The latest publication details the multi-tiered risk management approach (moving from organization to missions to systems) to ensure that strategic considerations (including top-level organizational goals and objectives), drive investment and operational decisions with regard to managing risk to organizational operations and assets, individuals, other organizations, and the Nation. This type of risk-based decision making is especially important with respect to how organizations address advanced persistent threats which have the potential through sophisticated cyber attacks, to degrade or debilitate federal information systems supporting the critical applications and operations of the federal government, NIST says.
Comments Sought
Individuals who want to comment on SP 800-39 should do so by sending an e-mail to sec-cert@nist.gov by Jan. 25.
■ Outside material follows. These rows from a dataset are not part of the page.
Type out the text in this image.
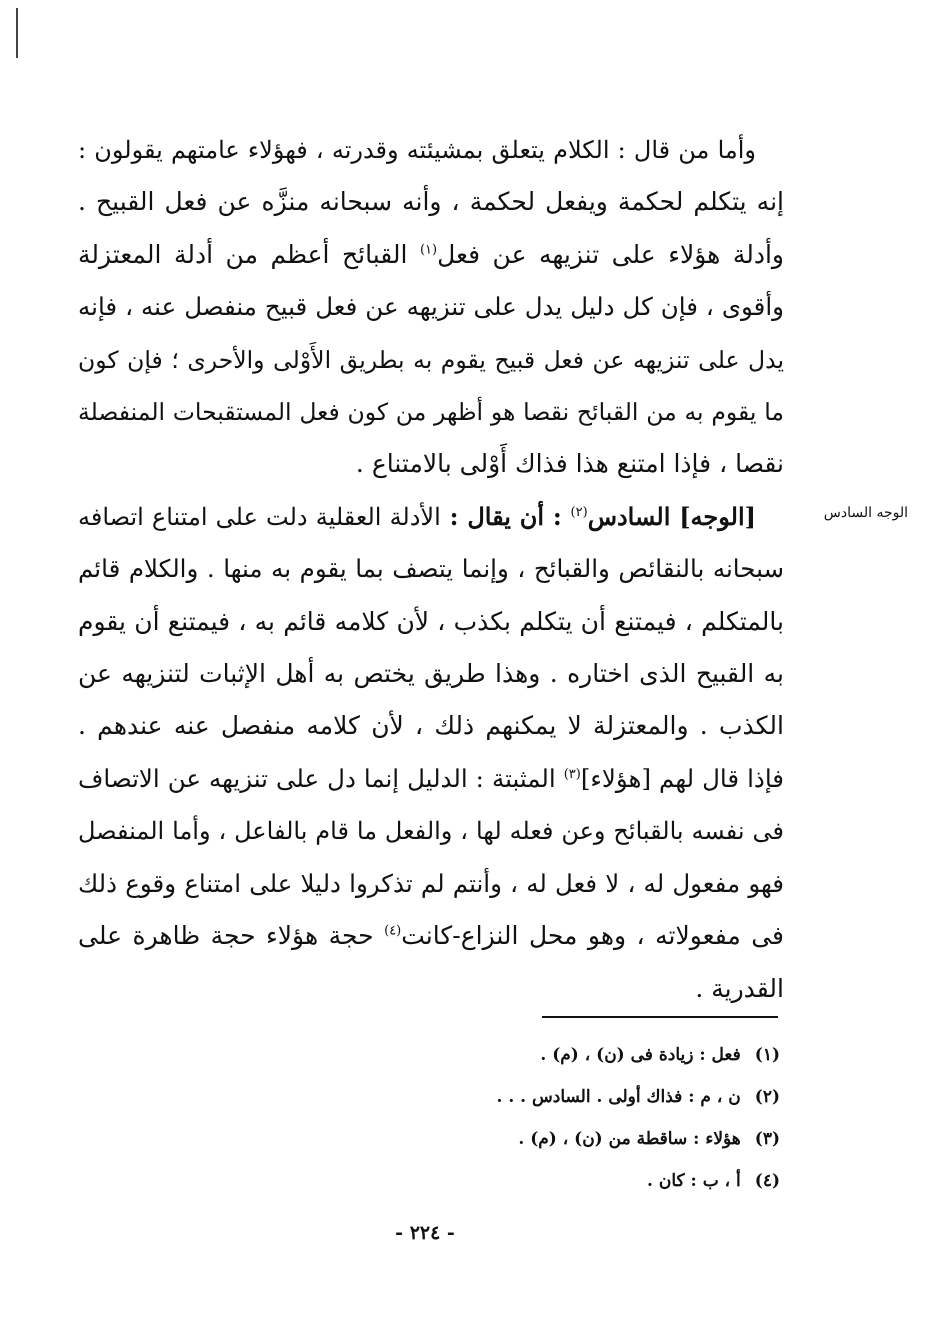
وأما من قال : الكلام يتعلق بمشيئته وقدرته ، فهؤلاء عامتهم يقولون :
إنه يتكلم لحكمة ويفعل لحكمة ، وأنه سبحانه منزَّه عن فعل القبيح .
وأدلة هؤلاء على تنزيهه عن فعل$^{(١)}$ القبائح أعظم من أدلة المعتزلة
وأقوى ، فإن كل دليل يدل على تنزيهه عن فعل قبيح منفصل عنه ، فإنه
يدل على تنزيهه عن فعل قبيح يقوم به بطريق الأَوْلى والأحرى ؛ فإن كون
ما يقوم به من القبائح نقصا هو أظهر من كون فعل المستقبحات المنفصلة
نقصا ، فإذا امتنع هذا فذاك أَوْلى بالامتناع .
[الوجه] السادس$^{(٢)}$ : أن يقال : الأدلة العقلية دلت على امتناع اتصافه
سبحانه بالنقائص والقبائح ، وإنما يتصف بما يقوم به منها . والكلام قائم
بالمتكلم ، فيمتنع أن يتكلم بكذب ، لأن كلامه قائم به ، فيمتنع أن يقوم
به القبيح الذى اختاره . وهذا طريق يختص به أهل الإثبات لتنزيهه عن
الكذب . والمعتزلة لا يمكنهم ذلك ، لأن كلامه منفصل عنه عندهم .
فإذا قال لهم [هؤلاء]$^{(٣)}$ المثبتة : الدليل إنما دل على تنزيهه عن الاتصاف
فى نفسه بالقبائح وعن فعله لها ، والفعل ما قام بالفاعل ، وأما المنفصل
فهو مفعول له ، لا فعل له ، وأنتم لم تذكروا دليلا على امتناع وقوع ذلك
فى مفعولاته ، وهو محل النزاع-كانت$^{(٤)}$ حجة هؤلاء حجة ظاهرة على
القدرية .
الوجه السادس
(١)فعل : زيادة فى (ن) ، (م) .
(٢)ن ، م : فذاك أولى . السادس . . .
(٣)هؤلاء : ساقطة من (ن) ، (م) .
(٤)أ ، ب : كان .
- ٢٢٤ -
According to NIST, the risk management approach described in this publication is supported by a series of security standards and guidelines necessary for managing information security risk. In particular, NIST says, the special publications developed by the Joint Task Force Transformation Initiative supporting the unified information security framework for the federal government include:
- SP 800-37, Guide for Applying the Risk Management Framework to Federal Information Systems: A Security Life Cycle Approach;
- SP 800-53, Recommended Security Controls for Federal Information Systems and Organizations;
- SP 800-53A, Guide for Assessing the Security Controls in Federal Information Systems and Organizations; and
- SP 800-30, Guide for Conducting Risk Assessments. SP 800-39 supersedes the original SP 800-30 as the source for guidance on risk management. SP 800-30 is being revised to provide guidance on risk assessment as a supporting document to SP 800-39 and is projected for final publication in 2011.